The number of buyers backing out of purchases on new developments and losing their deposits in the process is creating a new headache for developers, reports the Spanish daily ‘El Pais’. As much as 15% of sales are unravelling say experts.

Some buyers are forced to back out because the bank will no longer lend them a mortgage, others because they have lost their jobs. But many are also backing out because they would prefer to lose as much as 20,000 Euros of deposit than a potentially much larger amount of equity as property prices plunge.

The problem of buyers backing out after signing a private-sale contract and paying a deposit is illustrated by the latest half-year results published by Acciona, a large listed Spanish developer.

Acciona booked more deposits – 16 million Euros – in the first quarter of the year than it did in the first half of the year, which it closed with deposits of just 13 million Euros. The reason being that many of the sales made in the first quarter of the year subsequently unravelled, with Acciona having to return deposits.

El Pais reports that several investors in a luxury new development in the centre of Bilbao, in the Basque Country (North Spain), have forgone deposits of between 19,000 and 20,000 Euros per flat after backing out of the purchase. As some investors committed to buy 10 flats, that means losses of close to 200,000 Euros.

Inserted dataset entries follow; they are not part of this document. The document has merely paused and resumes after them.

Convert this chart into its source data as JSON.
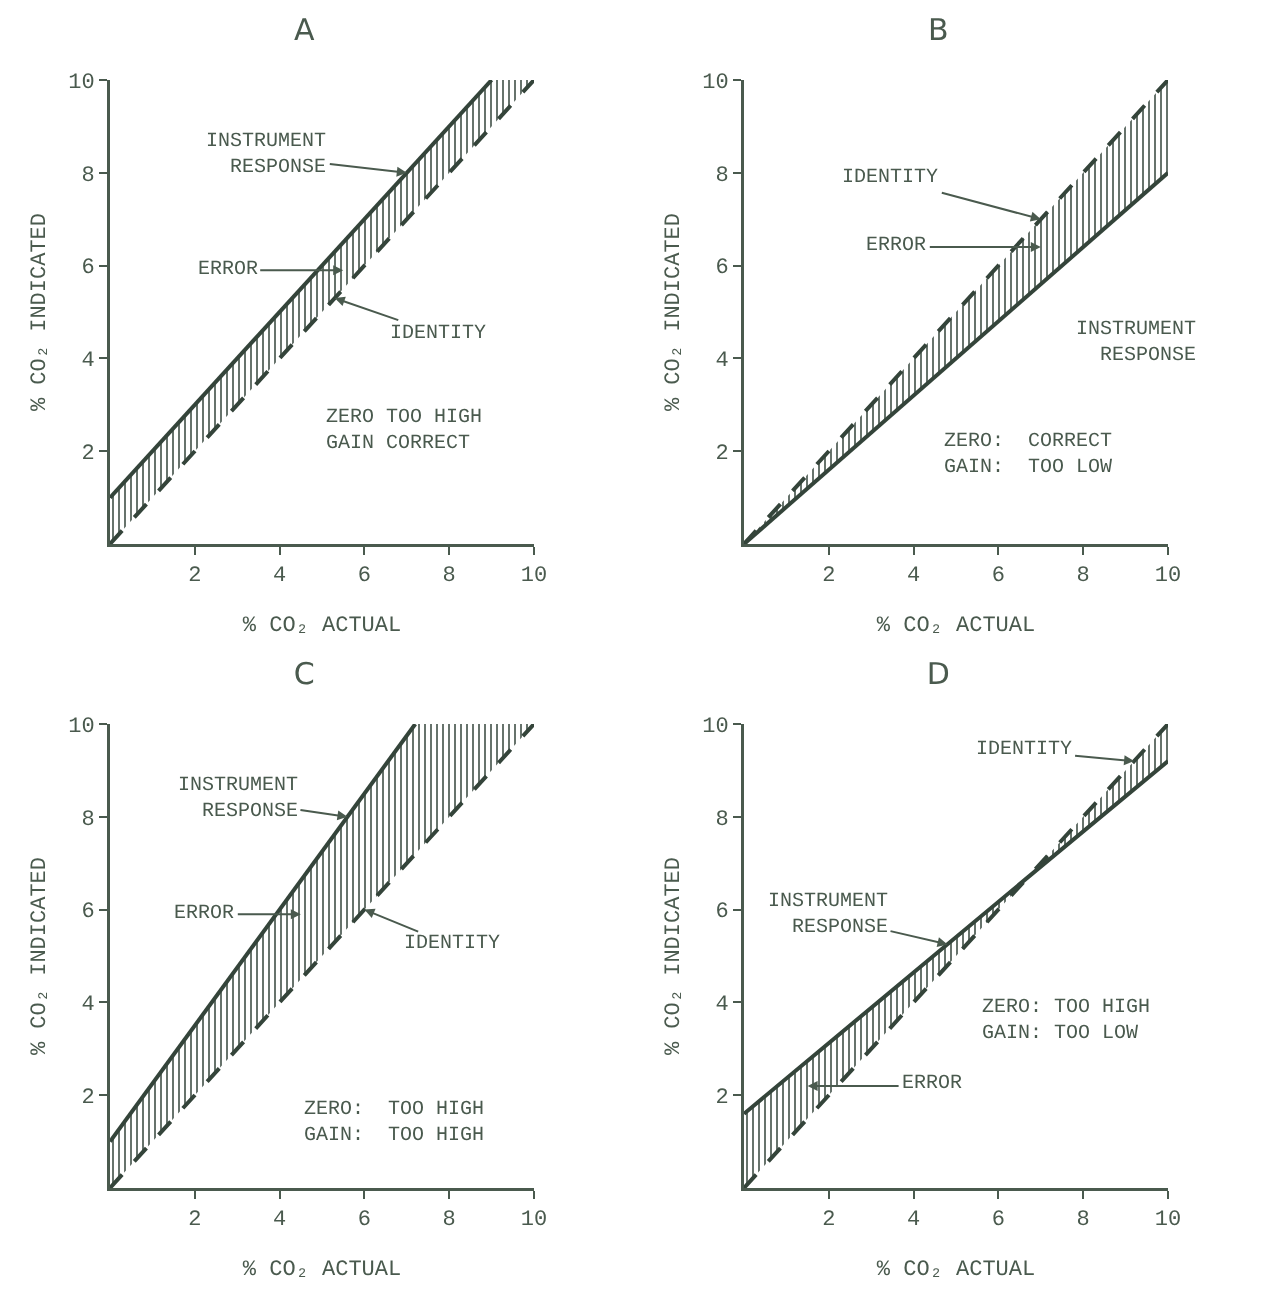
{
  "chart_data": [
    {
      "type": "line",
      "title": "A",
      "xlabel": "% CO₂ ACTUAL",
      "ylabel": "% CO₂ INDICATED",
      "xlim": [
        0,
        10
      ],
      "ylim": [
        0,
        10
      ],
      "xticks": [
        2,
        4,
        6,
        8,
        10
      ],
      "yticks": [
        2,
        4,
        6,
        8,
        10
      ],
      "grid": false,
      "marker": "none",
      "series": [
        {
          "color": "#34443a",
          "line_style": "solid",
          "x": [
            0,
            9,
            10
          ],
          "values": [
            1,
            10,
            null
          ],
          "lower": [
            0,
            9,
            10
          ],
          "upper": [
            1,
            10,
            10
          ]
        },
        {
          "color": "#34443a",
          "line_style": "dashed",
          "x": [
            0,
            10
          ],
          "values": [
            0,
            10
          ]
        }
      ],
      "annotations": [
        {
          "text": "INSTRUMENT\nRESPONSE",
          "x": 7,
          "y": 8
        },
        "ERROR",
        {
          "text": "IDENTITY",
          "x": 5.3,
          "y": 5.3
        },
        "ZERO TOO HIGH\nGAIN CORRECT"
      ]
    },
    {
      "type": "line",
      "title": "B",
      "xlabel": "% CO₂ ACTUAL",
      "ylabel": "% CO₂ INDICATED",
      "xlim": [
        0,
        10
      ],
      "ylim": [
        0,
        10
      ],
      "xticks": [
        2,
        4,
        6,
        8,
        10
      ],
      "yticks": [
        2,
        4,
        6,
        8,
        10
      ],
      "grid": false,
      "marker": "none",
      "series": [
        {
          "color": "#34443a",
          "line_style": "solid",
          "x": [
            0,
            10
          ],
          "values": [
            0,
            8
          ],
          "lower": [
            0,
            8
          ],
          "upper": [
            0,
            10
          ]
        },
        {
          "color": "#34443a",
          "line_style": "dashed",
          "x": [
            0,
            10
          ],
          "values": [
            0,
            10
          ]
        }
      ],
      "annotations": [
        {
          "text": "IDENTITY",
          "x": 7,
          "y": 7
        },
        "ERROR",
        {
          "text": "INSTRUMENT\nRESPONSE",
          "x": 7,
          "y": 5.6
        },
        "ZERO:  CORRECT\nGAIN:  TOO LOW"
      ]
    },
    {
      "type": "line",
      "title": "C",
      "xlabel": "% CO₂ ACTUAL",
      "ylabel": "% CO₂ INDICATED",
      "xlim": [
        0,
        10
      ],
      "ylim": [
        0,
        10
      ],
      "xticks": [
        2,
        4,
        6,
        8,
        10
      ],
      "yticks": [
        2,
        4,
        6,
        8,
        10
      ],
      "grid": false,
      "marker": "none",
      "series": [
        {
          "color": "#34443a",
          "line_style": "solid",
          "x": [
            0,
            7.2,
            10
          ],
          "values": [
            1,
            10,
            null
          ],
          "lower": [
            0,
            7.2,
            10
          ],
          "upper": [
            1,
            10,
            10
          ]
        },
        {
          "color": "#34443a",
          "line_style": "dashed",
          "x": [
            0,
            10
          ],
          "values": [
            0,
            10
          ]
        }
      ],
      "annotations": [
        {
          "text": "INSTRUMENT\nRESPONSE",
          "x": 5.6,
          "y": 8
        },
        "ERROR",
        {
          "text": "IDENTITY",
          "x": 6,
          "y": 6
        },
        "ZERO:  TOO HIGH\nGAIN:  TOO HIGH"
      ]
    },
    {
      "type": "line",
      "title": "D",
      "xlabel": "% CO₂ ACTUAL",
      "ylabel": "% CO₂ INDICATED",
      "xlim": [
        0,
        10
      ],
      "ylim": [
        0,
        10
      ],
      "xticks": [
        2,
        4,
        6,
        8,
        10
      ],
      "yticks": [
        2,
        4,
        6,
        8,
        10
      ],
      "grid": false,
      "marker": "none",
      "series": [
        {
          "color": "#34443a",
          "line_style": "solid",
          "x": [
            0,
            6.7,
            10
          ],
          "values": [
            1.6,
            6.7,
            9.2
          ],
          "lower": [
            0,
            6.7,
            9.2
          ],
          "upper": [
            1.6,
            6.7,
            10
          ]
        },
        {
          "color": "#34443a",
          "line_style": "dashed",
          "x": [
            0,
            10
          ],
          "values": [
            0,
            10
          ]
        }
      ],
      "annotations": [
        {
          "text": "IDENTITY",
          "x": 9.2,
          "y": 9.2
        },
        {
          "text": "INSTRUMENT\nRESPONSE",
          "x": 4.8,
          "y": 5.25
        },
        "ERROR",
        "ZERO: TOO HIGH\nGAIN: TOO LOW"
      ]
    }
  ]
}
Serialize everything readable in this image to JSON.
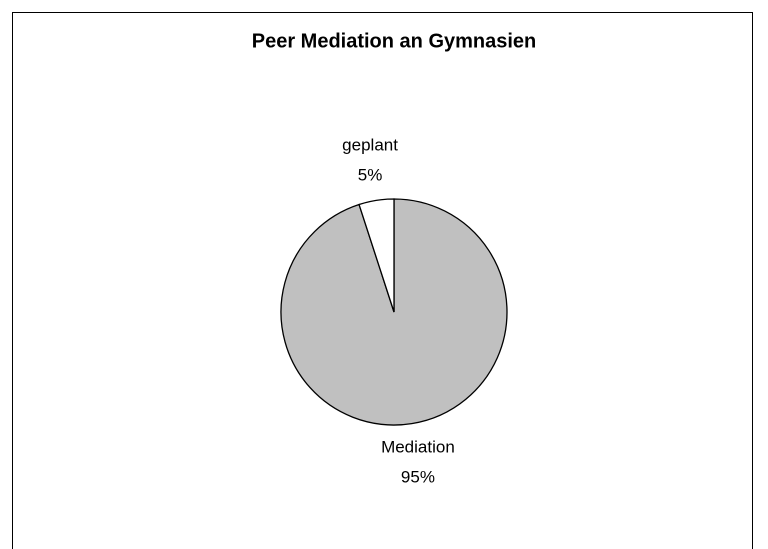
{
  "chart_data": {
    "type": "pie",
    "title": "Peer Mediation an Gymnasien",
    "categories": [
      "Mediation",
      "geplant"
    ],
    "values": [
      95,
      5
    ],
    "value_labels": [
      "95%",
      "5%"
    ],
    "colors": [
      "#c0c0c0",
      "#ffffff"
    ]
  }
}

Why the rush for the exit? “Our clients have heard that prices are going to fall, or are scared of being made redundant, and we don’t know how to convince them that buying now is a good investment,” one developer is quoted as saying.

“At least 15% of sales are falling through, and I think that is a conservative estimate,” another property expert explained.

Some developers are suffering more than others, explains the article. Developers of holiday homes are suffering the most sales falling through, as people can live without holiday homes when the going gets tough. Developers selling cheap housing to first-time buyers and immigrants also have a problem.

Some developers are also now refusing to hand back any of the deposit, as liquidity problems make them cling onto any cash they can get their hands on.

Developers’ associations are placing all the blame on the banks for restricting the flow of cheap, easy credit.